When spearheading the Station, Dickerson partnered with Ingalls’ nutrition experts Cheryl Bacon and Katherine Whited and the Center for Food Equity in Medicine. In addition to helping behind the scenes with inventory, the center helps purchase food items and stock the shelves, said Jackson.

“We’re not calling it a food pantry because of the stigma. We’re calling it a Complimentary Nutrition Station,” said Dickerson. “We have collard greens. We have low-sodium chicken broth. We have low-sugar pasta. We try to do veggie pasta. We have grits. We have raisins and sugar-free apple sauce. We have low-sodium rice and things of that nature.”

In addition to food, the Nutrition Station has bottled waters. Fresh fruits and vegetables are available to patients who request it. And they have printed recipes showing how patients can make meals out of the food being provided.

At the Nutrition Station, a patient can take as much as they want. While the food and water are intended for cancer and hematology patients, if someone who isn’t a patient goes to the Nutrition Station, they won’t ask them to prove they’re a patient. All the Nutrition Station asks is the individual write down their zip code and how many people they’re feeding. But even if they decline to do this, no one will be turned down, Dickerson said.

“If one family or one person were to come and wipe out our shelf completely, that would be perfectly fine. Because in my mind, they must need it if they took it all,” said Dickerson.

Dickerson said creating the Nutrition Station was a four-year endeavor. He said he observed that a lot of patients were food insecure, and they were having to choose “between eating nutritiously and following up or following their chemo regiment or treatment plan with their doctors. And that’s just a decision I don’t want anyone to have to make, especially when they have such a chronic illness.”

Harkins said she has stage four cancer. And she described the Nutrition Station as a “God send.”

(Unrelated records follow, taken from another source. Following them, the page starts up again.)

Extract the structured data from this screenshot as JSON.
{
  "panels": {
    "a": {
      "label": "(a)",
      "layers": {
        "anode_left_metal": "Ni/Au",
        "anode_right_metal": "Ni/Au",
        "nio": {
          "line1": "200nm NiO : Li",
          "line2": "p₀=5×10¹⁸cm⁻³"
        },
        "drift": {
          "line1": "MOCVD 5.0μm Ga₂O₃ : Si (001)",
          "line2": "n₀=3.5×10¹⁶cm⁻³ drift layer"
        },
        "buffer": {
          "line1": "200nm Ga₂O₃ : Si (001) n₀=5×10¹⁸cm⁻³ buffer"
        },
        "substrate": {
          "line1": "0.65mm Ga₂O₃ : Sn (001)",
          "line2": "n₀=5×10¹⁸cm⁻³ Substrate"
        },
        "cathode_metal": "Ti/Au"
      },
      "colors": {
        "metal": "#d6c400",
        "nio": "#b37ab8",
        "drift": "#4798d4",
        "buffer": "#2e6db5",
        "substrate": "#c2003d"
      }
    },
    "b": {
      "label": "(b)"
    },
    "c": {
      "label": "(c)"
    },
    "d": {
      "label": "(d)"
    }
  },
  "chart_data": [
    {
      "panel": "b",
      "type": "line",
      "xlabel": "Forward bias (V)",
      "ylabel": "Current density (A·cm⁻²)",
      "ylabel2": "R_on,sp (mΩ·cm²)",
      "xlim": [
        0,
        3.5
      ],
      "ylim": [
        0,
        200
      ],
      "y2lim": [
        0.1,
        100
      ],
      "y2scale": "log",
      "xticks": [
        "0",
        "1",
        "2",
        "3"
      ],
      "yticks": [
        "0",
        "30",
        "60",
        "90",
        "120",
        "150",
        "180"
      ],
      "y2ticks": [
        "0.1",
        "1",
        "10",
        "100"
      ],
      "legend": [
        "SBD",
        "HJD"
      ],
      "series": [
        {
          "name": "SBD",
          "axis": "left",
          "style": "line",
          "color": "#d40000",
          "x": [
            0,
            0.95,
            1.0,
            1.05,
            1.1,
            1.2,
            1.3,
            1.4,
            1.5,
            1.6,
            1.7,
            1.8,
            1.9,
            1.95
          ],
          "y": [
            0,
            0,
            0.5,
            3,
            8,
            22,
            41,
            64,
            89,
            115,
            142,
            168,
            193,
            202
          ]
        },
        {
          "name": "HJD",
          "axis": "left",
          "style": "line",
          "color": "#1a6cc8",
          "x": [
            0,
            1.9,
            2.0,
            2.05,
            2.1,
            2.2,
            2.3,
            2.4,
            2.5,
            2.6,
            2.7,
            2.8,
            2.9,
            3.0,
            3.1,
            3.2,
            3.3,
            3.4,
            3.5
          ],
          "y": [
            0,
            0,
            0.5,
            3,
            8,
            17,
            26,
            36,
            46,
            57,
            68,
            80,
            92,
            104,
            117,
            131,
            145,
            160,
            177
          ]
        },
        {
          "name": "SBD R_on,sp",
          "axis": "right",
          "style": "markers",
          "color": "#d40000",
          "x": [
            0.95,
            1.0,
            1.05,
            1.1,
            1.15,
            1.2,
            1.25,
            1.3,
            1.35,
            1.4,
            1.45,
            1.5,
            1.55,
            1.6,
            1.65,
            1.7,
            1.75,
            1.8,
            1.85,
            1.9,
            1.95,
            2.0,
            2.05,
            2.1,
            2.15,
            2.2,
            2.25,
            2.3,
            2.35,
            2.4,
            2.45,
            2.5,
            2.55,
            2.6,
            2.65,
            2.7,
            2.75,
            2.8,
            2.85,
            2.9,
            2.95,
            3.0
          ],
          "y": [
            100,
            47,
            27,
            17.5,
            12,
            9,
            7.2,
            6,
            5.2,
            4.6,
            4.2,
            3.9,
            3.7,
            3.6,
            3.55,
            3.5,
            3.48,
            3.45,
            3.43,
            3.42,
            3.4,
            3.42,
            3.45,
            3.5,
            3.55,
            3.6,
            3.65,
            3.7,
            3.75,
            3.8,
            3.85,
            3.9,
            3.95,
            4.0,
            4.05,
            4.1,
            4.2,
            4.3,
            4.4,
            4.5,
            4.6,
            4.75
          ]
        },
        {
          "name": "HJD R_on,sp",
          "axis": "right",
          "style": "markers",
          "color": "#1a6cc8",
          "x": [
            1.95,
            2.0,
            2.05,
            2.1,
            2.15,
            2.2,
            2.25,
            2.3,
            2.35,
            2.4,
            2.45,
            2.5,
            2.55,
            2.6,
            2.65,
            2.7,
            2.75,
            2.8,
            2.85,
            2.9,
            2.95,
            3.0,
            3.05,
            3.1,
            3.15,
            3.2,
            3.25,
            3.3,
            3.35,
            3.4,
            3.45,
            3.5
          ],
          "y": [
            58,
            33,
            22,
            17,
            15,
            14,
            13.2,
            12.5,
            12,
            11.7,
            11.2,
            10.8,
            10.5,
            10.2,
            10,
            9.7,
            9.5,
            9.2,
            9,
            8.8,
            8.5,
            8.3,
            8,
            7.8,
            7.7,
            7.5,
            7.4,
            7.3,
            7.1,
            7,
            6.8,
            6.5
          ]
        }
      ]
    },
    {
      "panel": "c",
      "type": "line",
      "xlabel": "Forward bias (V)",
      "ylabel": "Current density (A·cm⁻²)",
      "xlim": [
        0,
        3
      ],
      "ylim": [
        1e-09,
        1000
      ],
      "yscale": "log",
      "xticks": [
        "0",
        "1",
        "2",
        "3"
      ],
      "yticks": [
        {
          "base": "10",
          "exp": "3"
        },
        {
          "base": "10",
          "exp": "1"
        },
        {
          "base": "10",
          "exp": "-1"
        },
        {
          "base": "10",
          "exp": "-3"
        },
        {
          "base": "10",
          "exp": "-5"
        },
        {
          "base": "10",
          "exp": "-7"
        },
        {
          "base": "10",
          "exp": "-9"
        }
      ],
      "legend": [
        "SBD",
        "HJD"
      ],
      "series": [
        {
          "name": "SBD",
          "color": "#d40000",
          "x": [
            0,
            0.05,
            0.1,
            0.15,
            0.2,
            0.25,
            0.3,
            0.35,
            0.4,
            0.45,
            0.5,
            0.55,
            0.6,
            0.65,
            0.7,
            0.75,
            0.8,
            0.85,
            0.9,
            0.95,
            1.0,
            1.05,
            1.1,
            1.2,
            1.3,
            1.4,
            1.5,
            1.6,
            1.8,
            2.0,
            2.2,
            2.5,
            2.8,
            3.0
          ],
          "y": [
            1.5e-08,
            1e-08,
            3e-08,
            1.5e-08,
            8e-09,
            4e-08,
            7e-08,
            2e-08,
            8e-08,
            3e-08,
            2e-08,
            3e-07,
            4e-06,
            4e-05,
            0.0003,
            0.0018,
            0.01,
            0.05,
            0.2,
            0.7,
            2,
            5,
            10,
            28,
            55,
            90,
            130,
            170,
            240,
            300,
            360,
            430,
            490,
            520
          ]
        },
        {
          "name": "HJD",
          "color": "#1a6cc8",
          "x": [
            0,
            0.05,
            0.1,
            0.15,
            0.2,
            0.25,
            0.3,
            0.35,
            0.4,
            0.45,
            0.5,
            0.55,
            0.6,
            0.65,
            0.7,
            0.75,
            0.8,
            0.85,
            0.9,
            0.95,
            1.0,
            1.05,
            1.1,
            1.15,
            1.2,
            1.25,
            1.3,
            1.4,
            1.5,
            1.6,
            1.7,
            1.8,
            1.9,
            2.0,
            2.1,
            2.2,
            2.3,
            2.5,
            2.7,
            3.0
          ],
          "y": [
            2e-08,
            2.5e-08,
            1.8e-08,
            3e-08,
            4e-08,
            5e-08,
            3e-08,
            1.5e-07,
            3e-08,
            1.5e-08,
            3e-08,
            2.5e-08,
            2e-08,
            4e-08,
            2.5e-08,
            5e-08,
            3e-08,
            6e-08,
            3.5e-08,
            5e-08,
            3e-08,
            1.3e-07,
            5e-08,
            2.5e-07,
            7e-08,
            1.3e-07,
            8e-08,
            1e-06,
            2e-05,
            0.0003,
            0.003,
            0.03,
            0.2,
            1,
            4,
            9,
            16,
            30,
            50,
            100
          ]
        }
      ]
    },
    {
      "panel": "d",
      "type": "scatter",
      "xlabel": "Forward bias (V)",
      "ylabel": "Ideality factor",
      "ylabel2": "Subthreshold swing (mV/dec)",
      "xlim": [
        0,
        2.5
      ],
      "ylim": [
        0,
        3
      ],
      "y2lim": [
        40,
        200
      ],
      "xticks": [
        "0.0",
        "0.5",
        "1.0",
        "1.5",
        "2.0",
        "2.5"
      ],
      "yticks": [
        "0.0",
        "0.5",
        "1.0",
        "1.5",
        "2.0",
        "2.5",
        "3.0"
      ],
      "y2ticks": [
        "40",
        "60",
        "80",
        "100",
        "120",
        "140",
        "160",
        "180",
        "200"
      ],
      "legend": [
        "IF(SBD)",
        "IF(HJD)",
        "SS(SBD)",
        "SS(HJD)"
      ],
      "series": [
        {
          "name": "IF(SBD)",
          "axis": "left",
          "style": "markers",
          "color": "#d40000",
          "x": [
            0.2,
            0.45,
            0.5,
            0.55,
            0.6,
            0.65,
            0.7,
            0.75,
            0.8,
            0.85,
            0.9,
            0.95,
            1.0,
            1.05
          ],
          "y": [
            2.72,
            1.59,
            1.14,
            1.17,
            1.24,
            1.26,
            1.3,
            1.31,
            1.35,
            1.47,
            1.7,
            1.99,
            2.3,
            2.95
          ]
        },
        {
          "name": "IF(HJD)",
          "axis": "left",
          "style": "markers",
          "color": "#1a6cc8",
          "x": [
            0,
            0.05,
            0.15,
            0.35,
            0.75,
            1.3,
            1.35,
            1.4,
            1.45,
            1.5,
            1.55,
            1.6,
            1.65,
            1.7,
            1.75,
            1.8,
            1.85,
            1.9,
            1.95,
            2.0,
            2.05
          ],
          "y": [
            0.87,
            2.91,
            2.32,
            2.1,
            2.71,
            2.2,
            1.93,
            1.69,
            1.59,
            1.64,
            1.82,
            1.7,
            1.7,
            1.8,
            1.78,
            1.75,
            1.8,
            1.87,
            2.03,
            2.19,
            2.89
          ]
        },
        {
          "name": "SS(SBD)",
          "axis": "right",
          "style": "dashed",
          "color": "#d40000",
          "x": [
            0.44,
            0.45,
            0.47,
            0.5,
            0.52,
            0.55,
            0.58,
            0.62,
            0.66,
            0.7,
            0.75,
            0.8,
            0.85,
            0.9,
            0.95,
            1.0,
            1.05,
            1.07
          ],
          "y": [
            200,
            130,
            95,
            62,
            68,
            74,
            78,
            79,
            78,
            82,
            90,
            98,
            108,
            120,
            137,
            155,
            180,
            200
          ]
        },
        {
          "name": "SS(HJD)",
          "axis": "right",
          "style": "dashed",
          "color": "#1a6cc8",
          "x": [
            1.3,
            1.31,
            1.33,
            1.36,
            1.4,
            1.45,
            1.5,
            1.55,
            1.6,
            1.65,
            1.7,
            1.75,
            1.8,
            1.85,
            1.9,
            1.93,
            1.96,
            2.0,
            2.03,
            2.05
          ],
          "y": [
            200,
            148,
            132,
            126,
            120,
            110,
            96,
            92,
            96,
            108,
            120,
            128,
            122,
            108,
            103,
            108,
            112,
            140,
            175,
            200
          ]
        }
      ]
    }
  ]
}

“There have been times I didn’t know if I should pay my electric bill or other bills or buy groceries. I found out that we could take advantage of this. It has helped me so much,” said Harkins. “I have lost 60 pounds over the course of three years [of having cancer]. I have now gained five pounds back.”

A message on the shelves of the Complimentary
Nutrition Station in Flossmoor suggest the new
program’s welcoming approach to its mission.
(Nick Ulanowski/H-F Chronicle)

Dickerson, Neiswonger, Hammerstein, Nelson, Bacon, Jackson and Ingalls’ Vice President of Philanthropy and Community Relations Paul E. Donahoe all spoke at the ceremony.

In his speech, Dickerson said that in Maslow’s Hierarchy of Needs, food and shelter are most important and he never wants a patient to have to choose between proper medical care and getting something to eat. Dickerson said he was initially worried that “little old me” wasn’t a big enough member of the “the pond” to make a difference about food insecurity among patients, but he’s happy to say that he could and did.

Nelson said in her speech: “We are extremely fortunate to have this facility here in Flossmoor.”

“Food insecurity […] is really leveling up now with the pandemic,” said Neiswonger. “We’re seeing families experience food insecurity maybe for the first time in their entire life.”

“Folks, what you are experiencing right now at this moment, this is a community hospital,” said Donohoe in his speech. He said it took co-operation and quality leadership to make this happen, but it all started with Dickerson “lighting the spark.”

The Complimentary Nutrition Station in Flossmoor is open whenever the U Chicago Medicine Oncology-Hematology office is open, typically from 8 a.m. to 4:30 p.m.